Quote:
Originally Posted by
Sanlmar
You believe shelter in place should have yielded even greater saving of lives ? Seems pretty successful to me.
No not at all, I think it has slowed the death rate but saved zero people.
Everyone has to adjust to some basic truths that the media isn’t talking about.
The first is something like 40-70 million Americans have had or currently have COVID. Once you look at the death rate from that perspective it’s not nearly as bad.

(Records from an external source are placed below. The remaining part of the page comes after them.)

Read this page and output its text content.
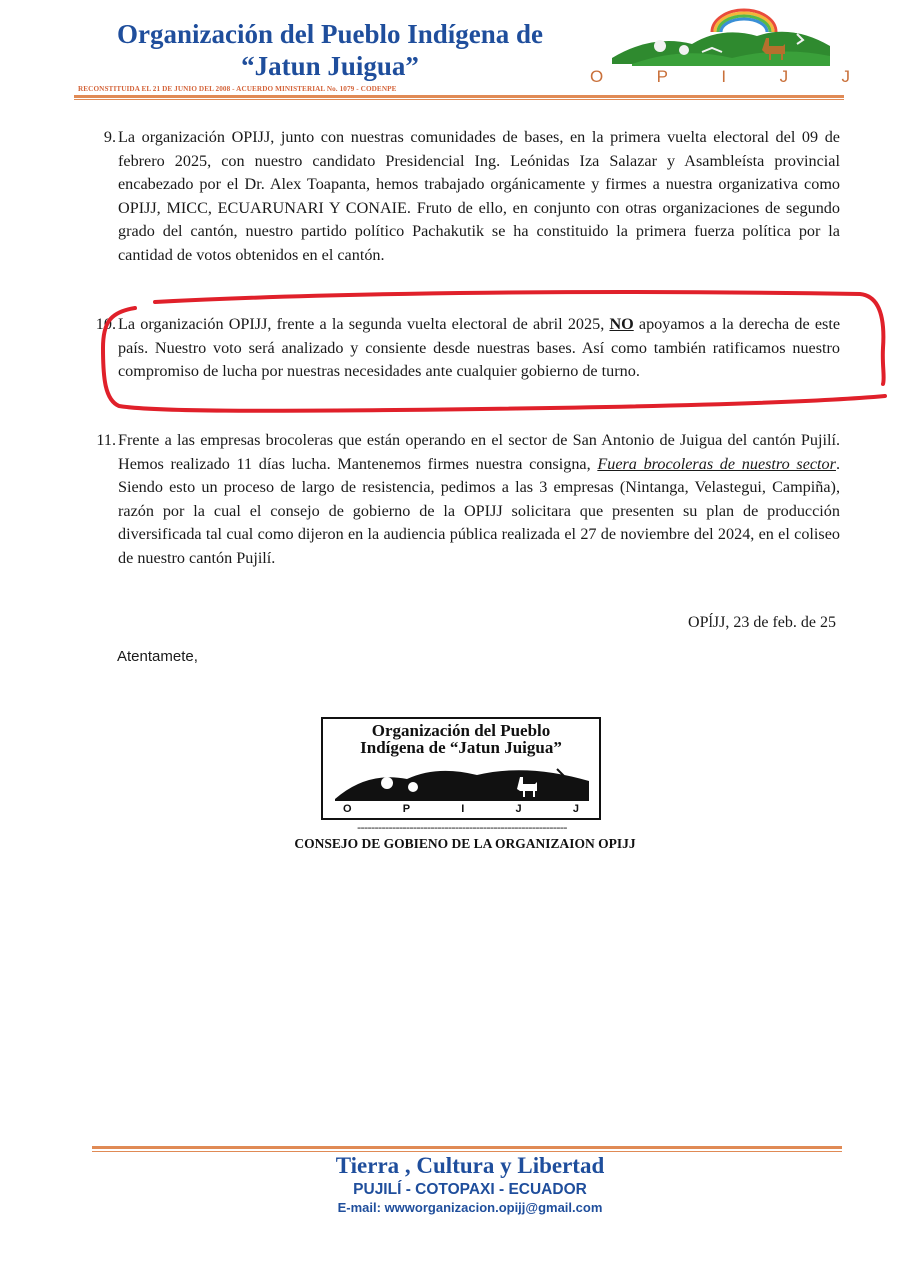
Organización del Pueblo Indígena de
“Jatun Juigua”
RECONSTITUIDA EL 21 DE JUNIO DEL 2008 - ACUERDO MINISTERIAL No. 1079 - CODENPE
O	P	I	J	J
9. La organización OPIJJ, junto con nuestras comunidades de bases, en la primera vuelta electoral del 09 de febrero 2025, con nuestro candidato Presidencial Ing. Leónidas Iza Salazar y Asambleísta provincial encabezado por el Dr. Alex Toapanta, hemos trabajado orgánicamente y firmes a nuestra organizativa como OPIJJ, MICC, ECUARUNARI Y CONAIE. Fruto de ello, en conjunto con otras organizaciones de segundo grado del cantón, nuestro partido político Pachakutik se ha constituido la primera fuerza política por la cantidad de votos obtenidos en el cantón.
10. La organización OPIJJ, frente a la segunda vuelta electoral de abril 2025, NO apoyamos a la derecha de este país. Nuestro voto será analizado y consiente desde nuestras bases. Así como también ratificamos nuestro compromiso de lucha por nuestras necesidades ante cualquier gobierno de turno.
11. Frente a las empresas brocoleras que están operando en el sector de San Antonio de Juigua del cantón Pujilí. Hemos realizado 11 días lucha. Mantenemos firmes nuestra consigna, Fuera brocoleras de nuestro sector. Siendo esto un proceso de largo de resistencia, pedimos a las 3 empresas (Nintanga, Velastegui, Campiña), razón por la cual el consejo de gobierno de la OPIJJ solicitara que presenten su plan de producción diversificada tal cual como dijeron en la audiencia pública realizada el 27 de noviembre del 2024, en el coliseo de nuestro cantón Pujilí.
OPĺJJ, 23 de feb. de 25
Atentamete,
Organización del Pueblo
Indígena de “Jatun Juigua”
O	P	I	J	J
------------------------------------------------------------
CONSEJO DE GOBIENO DE LA ORGANIZAION OPIJJ
Tierra , Cultura y Libertad
PUJILÍ - COTOPAXI - ECUADOR
E-mail: wwworganizacion.opijj@gmail.com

In the US we currently have 7 mutations, so a vaccine may work on one of those but not on all of them, aka vaccine isn’t going to happen.....ever.....at all. It’s a total false hope.
As an fyi there’s 4 strains that are mild to no symptoms and 3 which seem to be more severe. Guess which ones NE has and which ones Cali has?
We have already passed the point where the hospital system will be overwhelmed, our hospitalization modeling was just wrong, since so many people have mild symptoms we don’t really run the risk of overwhelming the hospitals at all....also hospitals have to adjust and accept that everyone is getting this and stop treating it like Ebola. That will open up a lot more hospital beds.
Lastly and most importantly, 80% of the people dying are 60 years old or older and obese. 10% are 60 or older and not obese. Out of the other 10% dying, 80% of those people are obese.